When Texas millionaire John Poindexter invited Justice Antonin Scalia to his remote ranch near the Mexican border, it was for a private party with about 35 other guests, a weekend of hunting and sightseeing on his painstakingly restored and cultivated 30,000-acre spread.

http://www.latimes.com/nation/la-na-scalia-ranch-20160214-story.html

tammywammy

(26,582 posts)
41. Yes, there's hunting at the resort, but Scalia didn't participate.
Mon Feb 15, 2016, 12:42 AM
Feb 2016

From your own link:

“He did not hunt. He was out on the property, looking at it,” Poindexter said. “It’s a reasonably attractive place. He seemed to enjoy himself. He got off the truck once and seemed to enjoy himself.”

yortsed snacilbuper

(7,939 posts)
48. Also from the link,
Mon Feb 15, 2016, 04:51 PM
Feb 2016

" And in 2004, he went duck hunting with then-Vice President Dick Cheney — flying with him on a plane that served as Air Force 2 — while the high court was considering a case that challenged the secrecy of an energy task force led by Cheney."

He probably didn't feel good because he was getting ready to die, but he had plans to hunt tame birds, why else would you go on a bird hunting trip?

krispos42

(49,445 posts)
42. Well, he had the courtesy to die without taking anybody with him
Mon Feb 15, 2016, 01:05 AM
Feb 2016

"I want to die like my grandpa... peacefully in my sleep.
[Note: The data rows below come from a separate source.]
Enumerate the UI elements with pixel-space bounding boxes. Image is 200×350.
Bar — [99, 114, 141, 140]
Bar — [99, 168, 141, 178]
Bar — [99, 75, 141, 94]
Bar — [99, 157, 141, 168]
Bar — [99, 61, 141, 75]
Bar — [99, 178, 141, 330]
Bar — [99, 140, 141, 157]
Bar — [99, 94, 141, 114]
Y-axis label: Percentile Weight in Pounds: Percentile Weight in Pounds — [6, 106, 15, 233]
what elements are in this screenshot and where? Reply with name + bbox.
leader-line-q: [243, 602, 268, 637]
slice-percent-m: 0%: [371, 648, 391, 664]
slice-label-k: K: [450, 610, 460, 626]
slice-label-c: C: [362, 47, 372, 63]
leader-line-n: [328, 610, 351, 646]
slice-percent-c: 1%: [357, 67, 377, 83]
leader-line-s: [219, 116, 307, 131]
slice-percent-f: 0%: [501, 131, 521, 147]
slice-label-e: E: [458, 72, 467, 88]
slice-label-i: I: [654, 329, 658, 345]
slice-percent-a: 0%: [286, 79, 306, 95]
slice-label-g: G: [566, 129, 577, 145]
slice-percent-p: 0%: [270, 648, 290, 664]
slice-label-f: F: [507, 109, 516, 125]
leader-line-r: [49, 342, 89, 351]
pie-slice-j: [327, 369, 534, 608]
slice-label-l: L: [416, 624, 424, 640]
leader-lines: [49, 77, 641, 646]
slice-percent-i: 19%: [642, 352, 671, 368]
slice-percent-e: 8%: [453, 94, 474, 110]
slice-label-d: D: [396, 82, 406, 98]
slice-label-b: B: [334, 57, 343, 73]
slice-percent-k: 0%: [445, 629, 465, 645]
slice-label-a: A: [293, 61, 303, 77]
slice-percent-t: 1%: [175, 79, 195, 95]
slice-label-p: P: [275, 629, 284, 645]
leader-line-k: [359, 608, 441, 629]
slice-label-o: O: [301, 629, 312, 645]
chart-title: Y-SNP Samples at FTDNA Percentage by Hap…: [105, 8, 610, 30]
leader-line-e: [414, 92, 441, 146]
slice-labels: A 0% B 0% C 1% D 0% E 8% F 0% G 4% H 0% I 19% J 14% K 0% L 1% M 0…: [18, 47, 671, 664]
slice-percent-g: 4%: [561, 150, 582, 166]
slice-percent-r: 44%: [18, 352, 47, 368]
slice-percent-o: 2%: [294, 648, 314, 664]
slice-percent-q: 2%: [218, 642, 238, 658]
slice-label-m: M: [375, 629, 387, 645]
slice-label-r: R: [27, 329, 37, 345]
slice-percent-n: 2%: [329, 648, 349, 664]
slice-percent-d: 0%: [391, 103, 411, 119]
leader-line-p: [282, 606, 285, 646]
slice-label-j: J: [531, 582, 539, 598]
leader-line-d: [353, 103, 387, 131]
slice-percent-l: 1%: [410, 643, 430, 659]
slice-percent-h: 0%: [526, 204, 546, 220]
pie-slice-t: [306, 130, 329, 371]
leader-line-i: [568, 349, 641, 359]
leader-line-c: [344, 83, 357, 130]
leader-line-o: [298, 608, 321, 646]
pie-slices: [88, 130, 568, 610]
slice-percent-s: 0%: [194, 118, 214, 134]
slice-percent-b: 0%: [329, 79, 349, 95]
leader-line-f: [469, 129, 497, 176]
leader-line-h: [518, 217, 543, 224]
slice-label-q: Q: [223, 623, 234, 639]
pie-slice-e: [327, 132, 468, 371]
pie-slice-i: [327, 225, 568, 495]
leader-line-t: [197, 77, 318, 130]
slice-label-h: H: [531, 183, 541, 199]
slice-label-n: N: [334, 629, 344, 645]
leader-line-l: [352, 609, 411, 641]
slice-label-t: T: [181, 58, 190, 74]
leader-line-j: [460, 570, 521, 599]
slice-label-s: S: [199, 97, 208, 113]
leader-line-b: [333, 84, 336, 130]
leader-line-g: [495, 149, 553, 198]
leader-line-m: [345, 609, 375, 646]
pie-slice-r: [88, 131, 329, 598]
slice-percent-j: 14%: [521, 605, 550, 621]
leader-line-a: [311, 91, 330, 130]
Not screaming in terror like his passengers."

 

Gabi Hayes

(28,795 posts)
44. only makes me respect GinsbUrg less
Mon Feb 15, 2016, 03:57 PM
Feb 2016

He was all these things: fatuous, bombastic, hypocritical, corrupt, senile, dishonest, bullying blowhard

what's not to like?

Orrex

(63,215 posts)
46. I believe he served as a buffer between her and Thomas
Mon Feb 15, 2016, 04:05 PM
Feb 2016

Providing a considerable barrier between RGB and the drowsing form of the semi-inert Justice.

ScreamingMeemie

(68,918 posts)
47. He was her friend, not mine.
Mon Feb 15, 2016, 04:07 PM
Feb 2016

Even the worst of the worst are loved by someone. His quote about executing innocent men makes him not-ever-good to me. But that's okay that Ruth loved him.